Availability of products in Israel is weak, especially outside of Tel Aviv. I spent months shopping for a mechitza for a shul and never found one. I looked in Jerusalem and Tel Aviv. I supposed they exist somewhere, but I couldn't find them. Even office supply stores in Tel Aviv didn't have room dividers. Finally, a guy at my shul found one online and had it shipped. I also looked for months for a paper rack in which to hold parsha sheets. Finally, I found something in one of the tiny malls that they have here. Actually, the clerk found something in a catalog and I waited two months for it to arrive. Several times I stopped by the store because it was taking so long that I figured that either I missed the phone call or nobody ever called. The trip to the mall takes 1/2 an hour, so I wasted an hour round trip around four times. When it arrived, only half of it arrived, somehow several of the shelves were missing.
So online shipping is common here: Amazon, Ali Express, Shein. But since the post office is so lame, the packages are sent to various stores around town. You have three days to pick up your package or back it goes to the sender.
You have to know the exact hours, and each store is different. Some allow for package pickup at 11 AM. Some are 11:30 AM to 5 PM. Some are open later at night, some are not. The text message doesn't say.
Today I went to pick up a package on the other side of town. Since I can't afford a car, I had to take the bus. But since the bus technology is lame, my card stopped working and I had to get a new one because the card readers on the bus (except for the one by the driver) can't read my card, and the machines where you load on new money can't read my card and the portable machines that you buy and take home don't work even with a good card.
I had to go to get the package today because it was the last day before being sent for a return and last night I had to work late.
Fortunately, the Rav Kav store was open, but I had to wait in line for 15 minutes. Then I approached the grumpy clerk who grilled me like a border policewomen as to whether I really needed a card. This took some time because her machine could read the card so she didn't believe me. I convinced her mostly probably because she really didn't want to spend any energy arguing with me. Then I loaded on some money. I had left my house at 9:45 AM. By 10:28 and 57 seconds I had a working card as you see from the receipt below.
Then I waited for a bus for around 10 minutes. The ride to my destination included 17 stops! The trip took twenty minutes. The guy at the store spoke only Hebrew so communicating with him was stressful. He didn't even know numbers so when I gave over my ID number (and that was the second time today I had to give it, also at the bus card place it was required) I had to remember the long number which I do in English and translate.

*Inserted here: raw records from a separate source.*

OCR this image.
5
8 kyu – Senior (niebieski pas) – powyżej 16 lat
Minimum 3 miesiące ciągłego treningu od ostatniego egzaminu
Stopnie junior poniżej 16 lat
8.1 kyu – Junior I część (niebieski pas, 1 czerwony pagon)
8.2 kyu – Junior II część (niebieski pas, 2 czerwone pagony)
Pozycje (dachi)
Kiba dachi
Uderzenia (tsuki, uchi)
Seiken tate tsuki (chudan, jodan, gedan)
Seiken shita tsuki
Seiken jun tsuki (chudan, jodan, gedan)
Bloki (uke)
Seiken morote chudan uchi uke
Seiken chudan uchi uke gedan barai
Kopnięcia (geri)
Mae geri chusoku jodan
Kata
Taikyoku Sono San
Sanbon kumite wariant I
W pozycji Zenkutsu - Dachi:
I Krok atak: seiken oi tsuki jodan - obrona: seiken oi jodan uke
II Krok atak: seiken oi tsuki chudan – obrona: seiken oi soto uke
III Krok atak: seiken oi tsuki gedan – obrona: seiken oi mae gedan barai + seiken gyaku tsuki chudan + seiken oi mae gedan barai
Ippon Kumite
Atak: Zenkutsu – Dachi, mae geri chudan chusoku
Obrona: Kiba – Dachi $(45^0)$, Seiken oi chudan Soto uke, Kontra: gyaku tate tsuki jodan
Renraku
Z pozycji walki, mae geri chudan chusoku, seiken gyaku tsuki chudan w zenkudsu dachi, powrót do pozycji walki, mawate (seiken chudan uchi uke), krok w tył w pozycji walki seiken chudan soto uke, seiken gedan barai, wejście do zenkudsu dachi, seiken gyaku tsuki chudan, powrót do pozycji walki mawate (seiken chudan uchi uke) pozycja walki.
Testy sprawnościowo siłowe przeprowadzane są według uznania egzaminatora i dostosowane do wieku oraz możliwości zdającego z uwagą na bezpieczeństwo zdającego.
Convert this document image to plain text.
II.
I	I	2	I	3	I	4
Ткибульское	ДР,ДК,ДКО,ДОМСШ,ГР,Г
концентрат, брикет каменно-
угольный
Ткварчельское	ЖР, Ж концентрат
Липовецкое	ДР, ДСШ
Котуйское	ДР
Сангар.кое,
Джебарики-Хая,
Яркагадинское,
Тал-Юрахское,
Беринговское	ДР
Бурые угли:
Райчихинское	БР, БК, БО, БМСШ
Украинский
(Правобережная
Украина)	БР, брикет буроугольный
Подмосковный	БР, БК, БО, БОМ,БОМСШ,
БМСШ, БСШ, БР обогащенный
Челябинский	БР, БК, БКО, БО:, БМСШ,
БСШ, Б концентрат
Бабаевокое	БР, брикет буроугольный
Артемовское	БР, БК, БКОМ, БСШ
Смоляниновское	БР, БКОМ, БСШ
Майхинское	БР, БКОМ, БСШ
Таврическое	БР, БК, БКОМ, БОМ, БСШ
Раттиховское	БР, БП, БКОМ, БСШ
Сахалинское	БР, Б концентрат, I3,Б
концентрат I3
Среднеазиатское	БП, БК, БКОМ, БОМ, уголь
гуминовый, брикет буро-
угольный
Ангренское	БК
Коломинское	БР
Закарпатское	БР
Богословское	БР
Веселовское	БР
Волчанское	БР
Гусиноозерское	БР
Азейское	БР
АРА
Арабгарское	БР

The package was tiny, weighing only .04 KG. It's the length of a pen.
I don't know what's in there, some chachkeh that the stores don't carry. Then I waited 10 minutes for another bus and rode 17 stops. By the time I got home it was 11:35 as you see from the watch.
I spent an hour and forty five minutes racing around town to pick up a .04 KG package. In a normal society, this would have arrived in the mail.
In America, a store would have sold probably a better product at a cheaper price. If there was shipping it would be to my house. If for some reason I had to go the post office I would have taken a 5 minute ride in my car and parked in the lot.
This is my day off. In America I would have spent the morning at a shiur or studying some kind of Torah. Here I schlep around, wasting time.
I also spent 15 minutes telling you the tale, and I do that because I feel obligated to warn you not to move to Israel. In America, I might have written up my notes on whatever I studied. Here it's two hours of bitul Torah.
Anybody who tells you to move here, doesn't care about mitzvos or even Torah study. They only care about Zionism.